Welch acknowledges that the Post/"60 Minutes" story explored some real, systemic problems in government, including the flood of money that engulfs the Capitol. Even Welch is not immune: According to the Center for Responsive Politics, Vermont's lone congressman has received $136,000 from pharmaceutical and health product companies over the past 12 years.
"Campaign finance, the revolving door [between public service and industry] — there's a lot of cynicism," Welch says. "The pharmaceutical industry does have great influence in Washington. I can see why this story was pursued, but whether they got it right remains to be seen."
It also remains to be seen whether Welch got it right.
Sad day at the shop today. One of Vermont's best journalists — and one of the stalwarts of the Seven Days news team — is leaving the profession. Statehouse reporter Terri Hallenbeck will step away from the daily grind on November 3 and start a new job 10 days later as assistant director of donor relations at Middlebury College.
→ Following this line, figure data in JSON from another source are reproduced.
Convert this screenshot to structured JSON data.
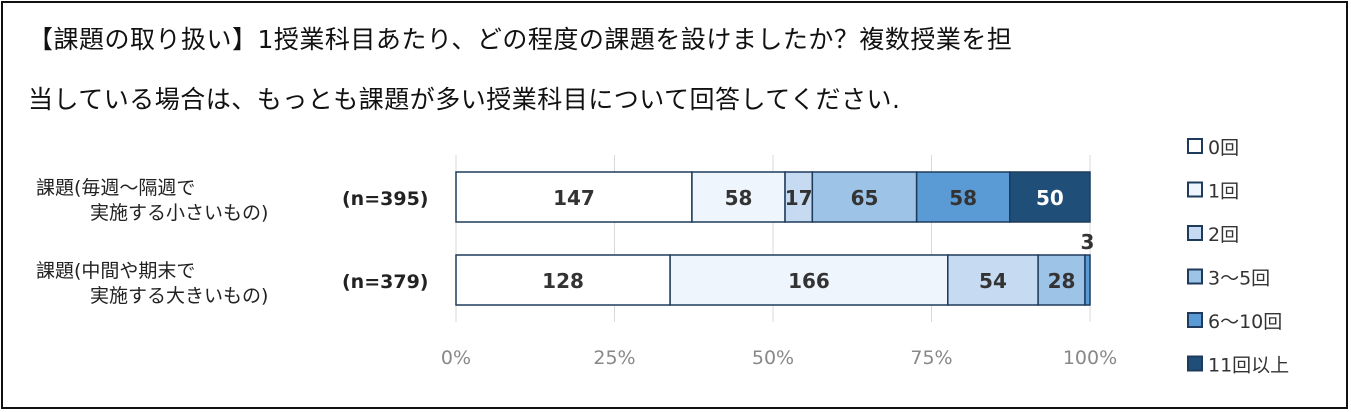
{
  "chart_data": {
    "type": "bar",
    "orientation": "horizontal",
    "stacked": "percent",
    "title_lines": [
      "【課題の取り扱い】1授業科目あたり、どの程度の課題を設けましたか？複数授業を担",
      "当している場合は、もっとも課題が多い授業科目について回答してください."
    ],
    "categories": [
      {
        "lines": [
          "課題(毎週〜隔週で",
          "実施する小さいもの)"
        ],
        "n_label": "(n=395)"
      },
      {
        "lines": [
          "課題(中間や期末で",
          "実施する大きいもの)"
        ],
        "n_label": "(n=379)"
      }
    ],
    "series": [
      {
        "name": "0回",
        "color": "#ffffff",
        "values": [
          147,
          128
        ]
      },
      {
        "name": "1回",
        "color": "#eef5fc",
        "values": [
          58,
          166
        ]
      },
      {
        "name": "2回",
        "color": "#c6daf1",
        "values": [
          17,
          54
        ]
      },
      {
        "name": "3〜5回",
        "color": "#9dc3e6",
        "values": [
          65,
          28
        ]
      },
      {
        "name": "6〜10回",
        "color": "#5b9bd5",
        "values": [
          58,
          3
        ]
      },
      {
        "name": "11回以上",
        "color": "#1f4e79",
        "values": [
          50,
          0
        ]
      }
    ],
    "x_ticks": [
      "0%",
      "25%",
      "50%",
      "75%",
      "100%"
    ],
    "xlim": [
      0,
      100
    ],
    "grid": true,
    "legend_position": "right"
  }
}
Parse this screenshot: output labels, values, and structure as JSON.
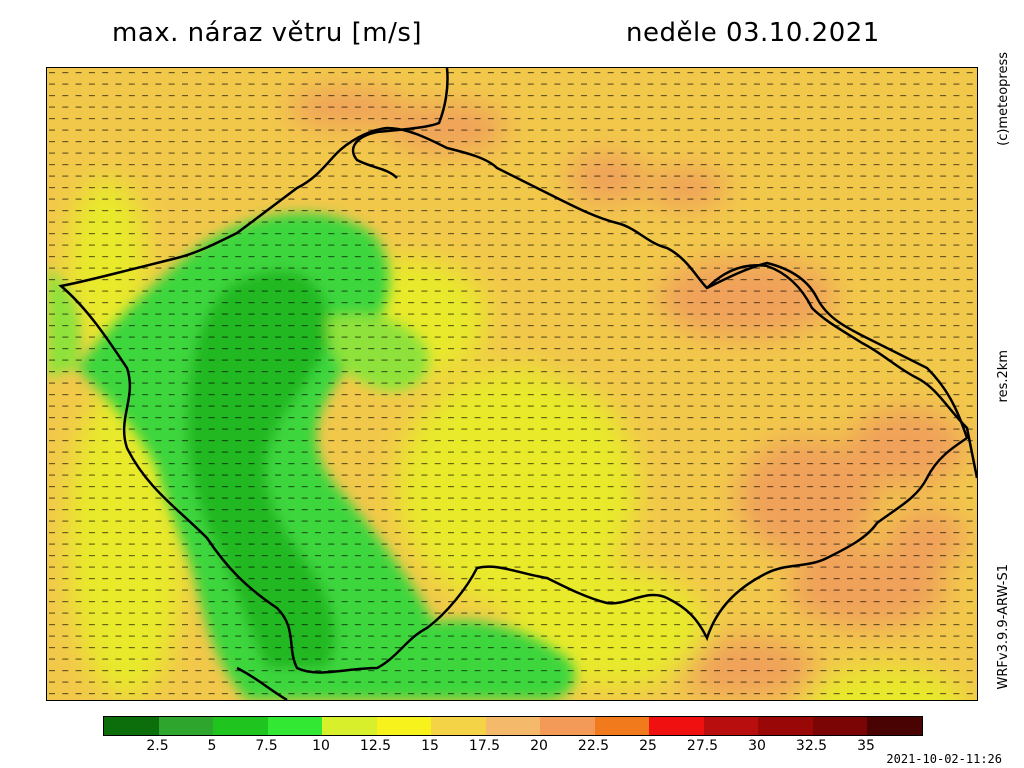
{
  "title": {
    "variable": "max. náraz větru [m/s]",
    "date": "neděle 03.10.2021"
  },
  "side_labels": {
    "copyright": "(c)meteopress",
    "resolution": "res.2km",
    "model": "WRFv3.9.9-ARW-S1"
  },
  "timestamp": "2021-10-02-11:26",
  "legend": {
    "colors": [
      "#0b6e0b",
      "#2ea62e",
      "#1fc41f",
      "#33e833",
      "#d8ef2c",
      "#f8f21c",
      "#f5d347",
      "#f4b96b",
      "#f39a58",
      "#f17a1c",
      "#f01010",
      "#b80e0e",
      "#9a0707",
      "#7b0505",
      "#4a0303"
    ],
    "ticks": [
      "2.5",
      "5",
      "7.5",
      "10",
      "12.5",
      "15",
      "17.5",
      "20",
      "22.5",
      "25",
      "27.5",
      "30",
      "32.5",
      "35"
    ]
  },
  "map": {
    "colors": {
      "green_dark": "#22b822",
      "green": "#3ed63e",
      "light_green": "#8fe23a",
      "yellow": "#e8ea2a",
      "gold": "#f2c84b",
      "orange": "#f0a25a",
      "orange_strong": "#f39a58",
      "border": "#000000"
    }
  }
}
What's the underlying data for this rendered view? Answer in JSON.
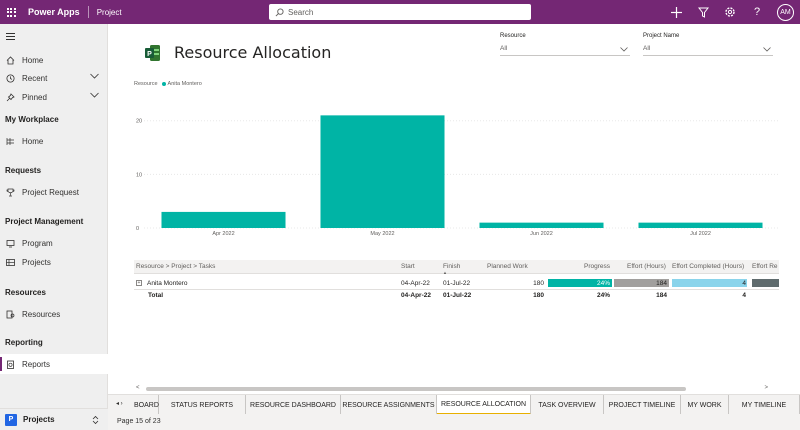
{
  "topbar": {
    "app_name": "Power Apps",
    "environment": "Project",
    "search_placeholder": "Search",
    "avatar_initials": "AM",
    "bg_color": "#742774"
  },
  "sidebar": {
    "main_items": [
      {
        "label": "Home",
        "icon": "home-icon"
      },
      {
        "label": "Recent",
        "icon": "clock-icon"
      },
      {
        "label": "Pinned",
        "icon": "pin-icon"
      }
    ],
    "groups": [
      {
        "title": "My Workplace",
        "items": [
          {
            "label": "Home",
            "icon": "dashboard-icon"
          }
        ]
      },
      {
        "title": "Requests",
        "items": [
          {
            "label": "Project Request",
            "icon": "trophy-icon"
          }
        ]
      },
      {
        "title": "Project Management",
        "items": [
          {
            "label": "Program",
            "icon": "monitor-icon"
          },
          {
            "label": "Projects",
            "icon": "grid-icon"
          }
        ]
      },
      {
        "title": "Resources",
        "items": [
          {
            "label": "Resources",
            "icon": "resource-icon"
          }
        ]
      },
      {
        "title": "Reporting",
        "items": [
          {
            "label": "Reports",
            "icon": "report-icon"
          }
        ]
      }
    ],
    "area": {
      "badge": "P",
      "label": "Projects"
    }
  },
  "report": {
    "title": "Resource Allocation",
    "slicers": [
      {
        "label": "Resource",
        "value": "All"
      },
      {
        "label": "Project Name",
        "value": "All"
      }
    ],
    "legend_title": "Resource",
    "legend_item": "Anita Montero",
    "accent_color": "#00b4a5"
  },
  "chart_data": {
    "type": "bar",
    "categories": [
      "Apr 2022",
      "May 2022",
      "Jun 2022",
      "Jul 2022"
    ],
    "values": [
      3,
      21,
      1,
      1
    ],
    "y_ticks": [
      "0",
      "10",
      "20"
    ],
    "ylim": [
      0,
      22
    ],
    "series": [
      {
        "name": "Anita Montero",
        "values": [
          3,
          21,
          1,
          1
        ]
      }
    ],
    "legend_position": "top-left",
    "grid": true
  },
  "table": {
    "headers": {
      "hierarchy": "Resource > Project > Tasks",
      "start": "Start",
      "finish": "Finish",
      "planned": "Planned Work",
      "progress": "Progress",
      "effort": "Effort (Hours)",
      "effort_completed": "Effort Completed (Hours)",
      "effort_remaining": "Effort Re"
    },
    "rows": [
      {
        "name": "Anita Montero",
        "start": "04-Apr-22",
        "finish": "01-Jul-22",
        "planned": "180",
        "progress": "24%",
        "effort": "184",
        "effort_completed": "4",
        "progress_frac": 1.0,
        "effort_frac": 1.0,
        "completed_frac": 1.0
      }
    ],
    "total": {
      "name": "Total",
      "start": "04-Apr-22",
      "finish": "01-Jul-22",
      "planned": "180",
      "progress": "24%",
      "effort": "184",
      "effort_completed": "4"
    }
  },
  "tabs": {
    "items": [
      "BOARD",
      "STATUS REPORTS",
      "RESOURCE DASHBOARD",
      "RESOURCE ASSIGNMENTS",
      "RESOURCE ALLOCATION",
      "TASK OVERVIEW",
      "PROJECT TIMELINE",
      "MY WORK",
      "MY TIMELINE"
    ],
    "active": "RESOURCE ALLOCATION",
    "page_label": "Page 15 of 23"
  }
}
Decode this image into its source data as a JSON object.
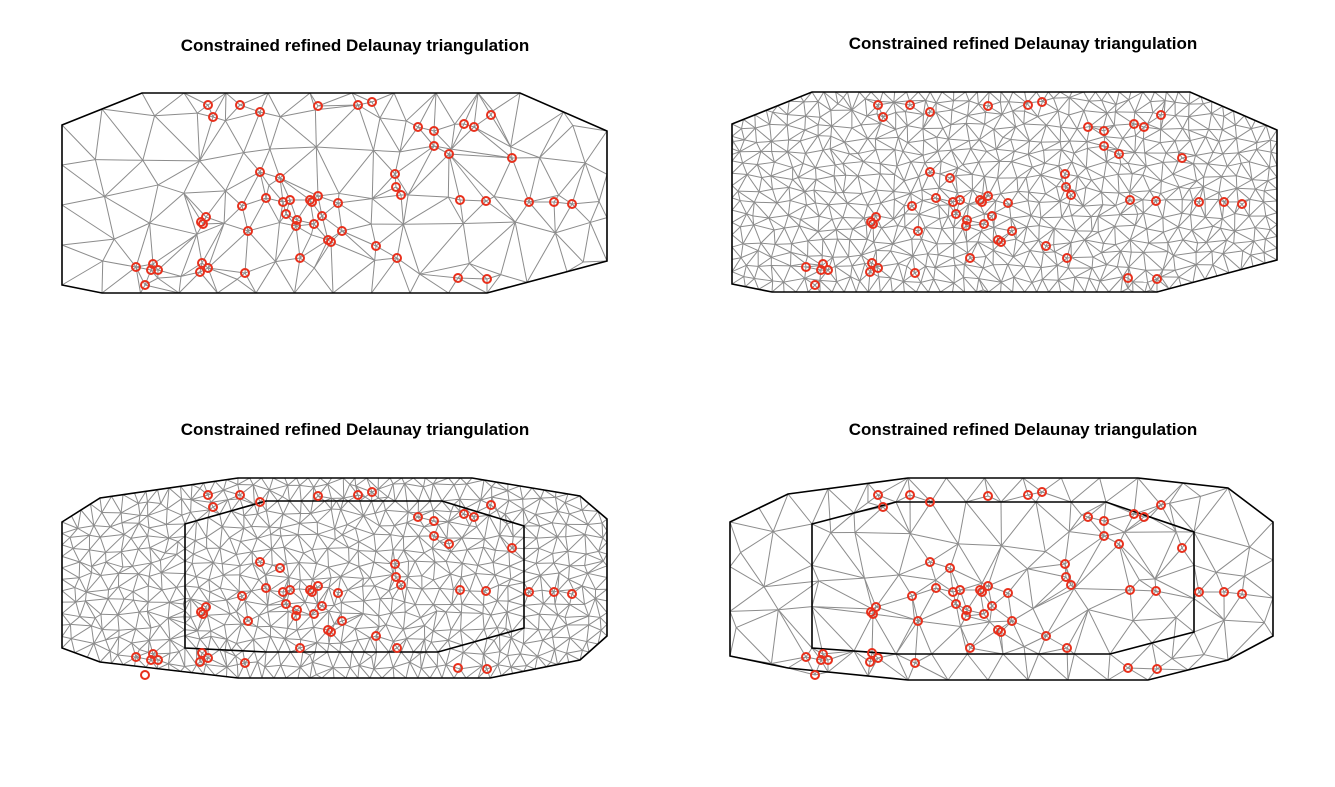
{
  "figure": {
    "panels": [
      {
        "title": "Constrained refined Delaunay triangulation",
        "mesh": "coarse",
        "boundary": "outer-only"
      },
      {
        "title": "Constrained refined Delaunay triangulation",
        "mesh": "fine",
        "boundary": "outer-only"
      },
      {
        "title": "Constrained refined Delaunay triangulation",
        "mesh": "fine",
        "boundary": "outer-and-inner"
      },
      {
        "title": "Constrained refined Delaunay triangulation",
        "mesh": "coarse",
        "boundary": "outer-and-inner"
      }
    ],
    "colors": {
      "mesh_edge": "#8c8c8c",
      "boundary": "#000000",
      "points": "#e8301c"
    }
  }
}
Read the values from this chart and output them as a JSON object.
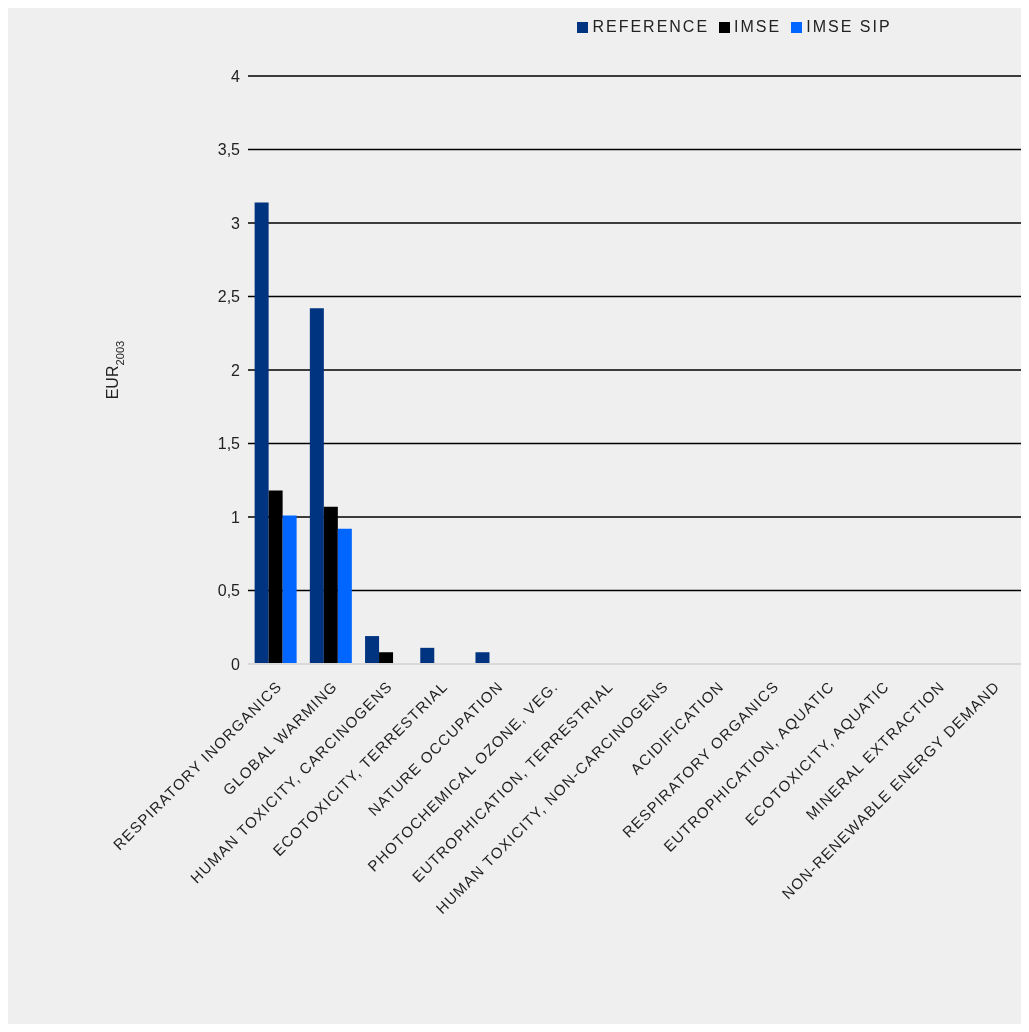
{
  "chart_data": {
    "type": "bar",
    "ylabel": "EUR$_{2003}$",
    "categories": [
      "RESPIRATORY INORGANICS",
      "GLOBAL WARMING",
      "HUMAN TOXICITY, CARCINOGENS",
      "ECOTOXICITY, TERRESTRIAL",
      "NATURE OCCUPATION",
      "PHOTOCHEMICAL OZONE, VEG.",
      "EUTROPHICATION, TERRESTRIAL",
      "HUMAN TOXICITY, NON-CARCINOGENS",
      "ACIDIFICATION",
      "RESPIRATORY ORGANICS",
      "EUTROPHICATION, AQUATIC",
      "ECOTOXICITY, AQUATIC",
      "MINERAL EXTRACTION",
      "NON-RENEWABLE ENERGY DEMAND"
    ],
    "series": [
      {
        "name": "REFERENCE",
        "color": "#003380",
        "values": [
          3.14,
          2.42,
          0.19,
          0.11,
          0.08,
          0,
          0,
          0,
          0,
          0,
          0,
          0,
          0,
          0
        ]
      },
      {
        "name": "IMSE",
        "color": "#000000",
        "values": [
          1.18,
          1.07,
          0.08,
          0,
          0,
          0,
          0,
          0,
          0,
          0,
          0,
          0,
          0,
          0
        ]
      },
      {
        "name": "IMSE SIP",
        "color": "#0066ff",
        "values": [
          1.01,
          0.92,
          0,
          0,
          0,
          0,
          0,
          0,
          0,
          0,
          0,
          0,
          0,
          0
        ]
      }
    ],
    "ylim": [
      0,
      4
    ],
    "yticks": [
      0,
      {
        "value": 0.5,
        "label": "0,5"
      },
      1,
      {
        "value": 1.5,
        "label": "1,5"
      },
      2,
      {
        "value": 2.5,
        "label": "2,5"
      },
      3,
      {
        "value": 3.5,
        "label": "3,5"
      },
      4
    ],
    "grid": "y",
    "legend": "top"
  }
}
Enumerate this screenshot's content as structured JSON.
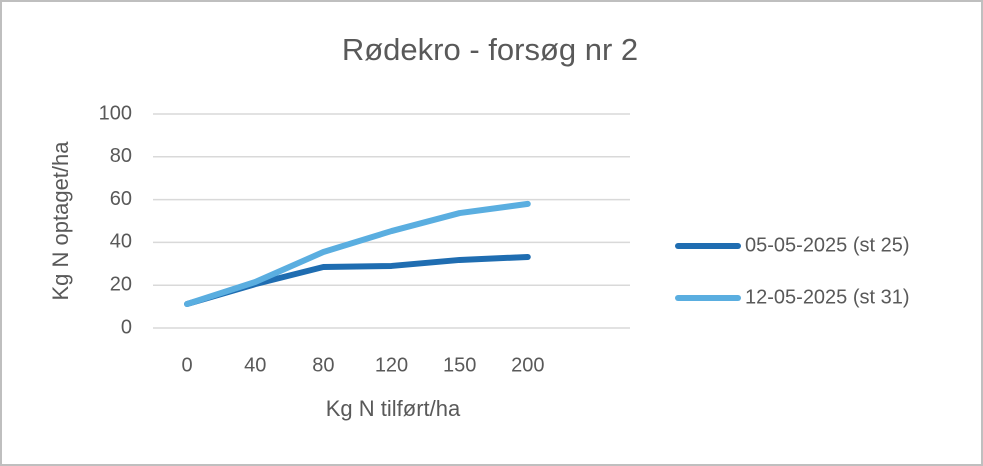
{
  "chart_data": {
    "type": "line",
    "title": "Rødekro - forsøg nr 2",
    "x_label": "Kg N tilført/ha",
    "y_label": "Kg N optaget/ha",
    "categories": [
      "0",
      "40",
      "80",
      "120",
      "150",
      "200",
      null
    ],
    "series": [
      {
        "name": "05-05-2025 (st 25)",
        "color": "#1f6db1",
        "values": [
          11.2,
          20.5,
          28.5,
          29,
          31.8,
          33.2,
          null
        ]
      },
      {
        "name": "12-05-2025 (st 31)",
        "color": "#5aaee0",
        "values": [
          11.2,
          21.5,
          35.5,
          45.3,
          53.7,
          58,
          null
        ]
      }
    ],
    "ylim": [
      0,
      100
    ],
    "yticks": [
      0,
      20,
      40,
      60,
      80,
      100
    ],
    "grid": true,
    "legend": "right"
  }
}
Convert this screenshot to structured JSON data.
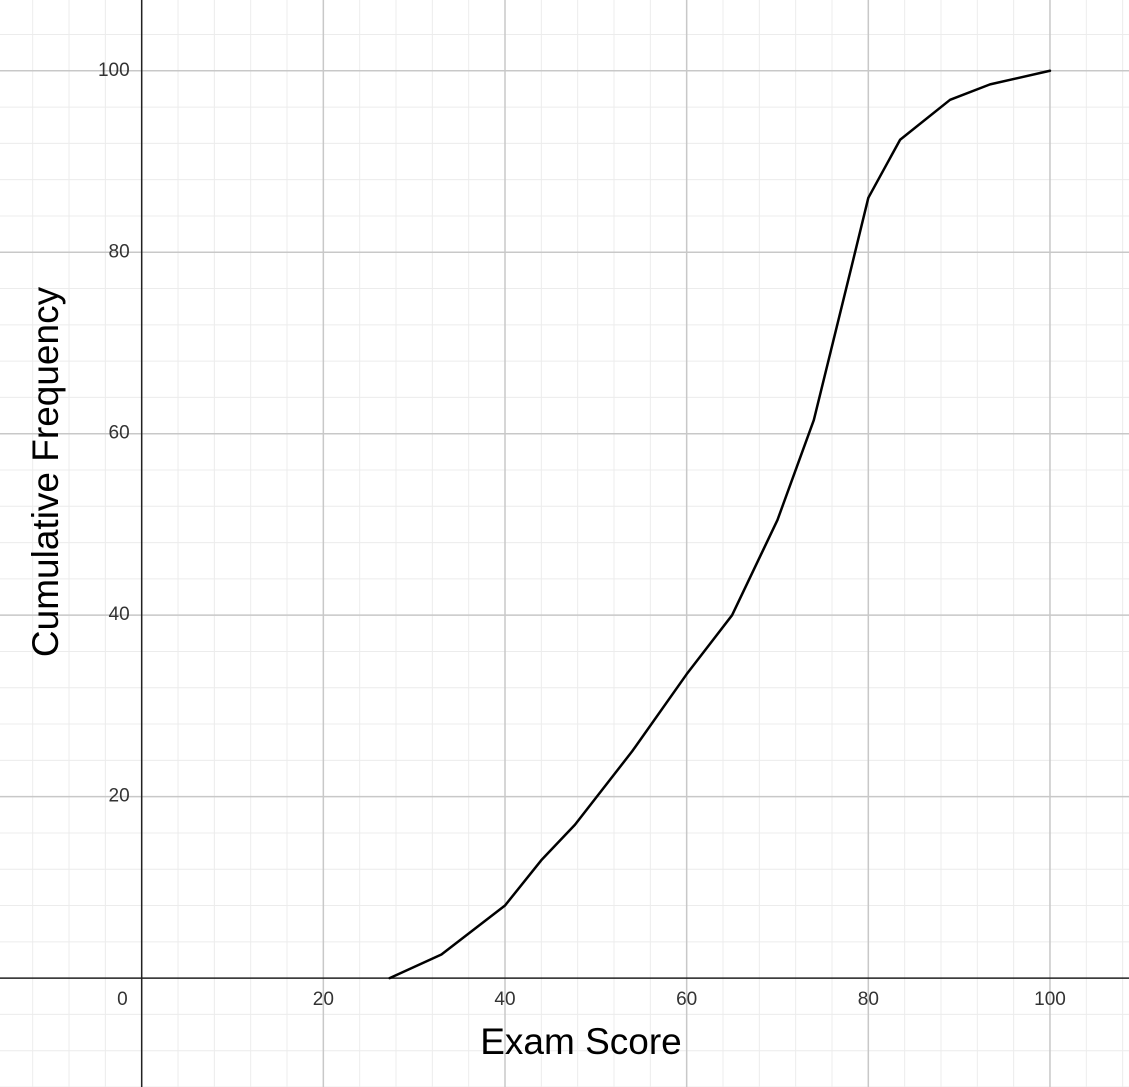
{
  "chart_data": {
    "type": "line",
    "x_label": "Exam Score",
    "y_label": "Cumulative Frequency",
    "x": [
      27.3,
      33,
      40,
      44,
      47.7,
      54,
      60,
      65,
      70,
      74,
      78.2,
      80,
      83.5,
      89,
      93.4,
      100
    ],
    "series": [
      {
        "color": "#000000",
        "values": [
          0,
          2.6,
          8,
          13,
          16.9,
          25,
          33.5,
          40,
          50.5,
          61.5,
          78.6,
          86,
          92.4,
          96.8,
          98.5,
          100
        ]
      }
    ],
    "xlim": [
      -15.6,
      108.7
    ],
    "ylim": [
      -12,
      107.8
    ],
    "xticks": [
      0,
      20,
      40,
      60,
      80,
      100
    ],
    "yticks": [
      20,
      40,
      60,
      80,
      100
    ],
    "grid": true
  }
}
"After 31 years in journalism and 13 years on the same beat, it's natural to seek new opportunities," she says. "I'm ready for a change."
Hallenbeck didn't ask her colleagues if they're ready for a change.
"I'll never forget how many legislators thanked — and congratulated — me when we hired Terri three years ago," says Paula Routly, Seven Days publisher and coeditor. "She was fair, they wanted me to know. We Seven Days editors soon had additional adjectives to describe Terri, including thorough, accurate, dogged, hardworking ... Three decades after she started working as a journalist, she still really cares about the people she covers."
As for me, I'll remember Terri quietly prowling the corridors of the Statehouse, never making a fuss ... but always getting the story.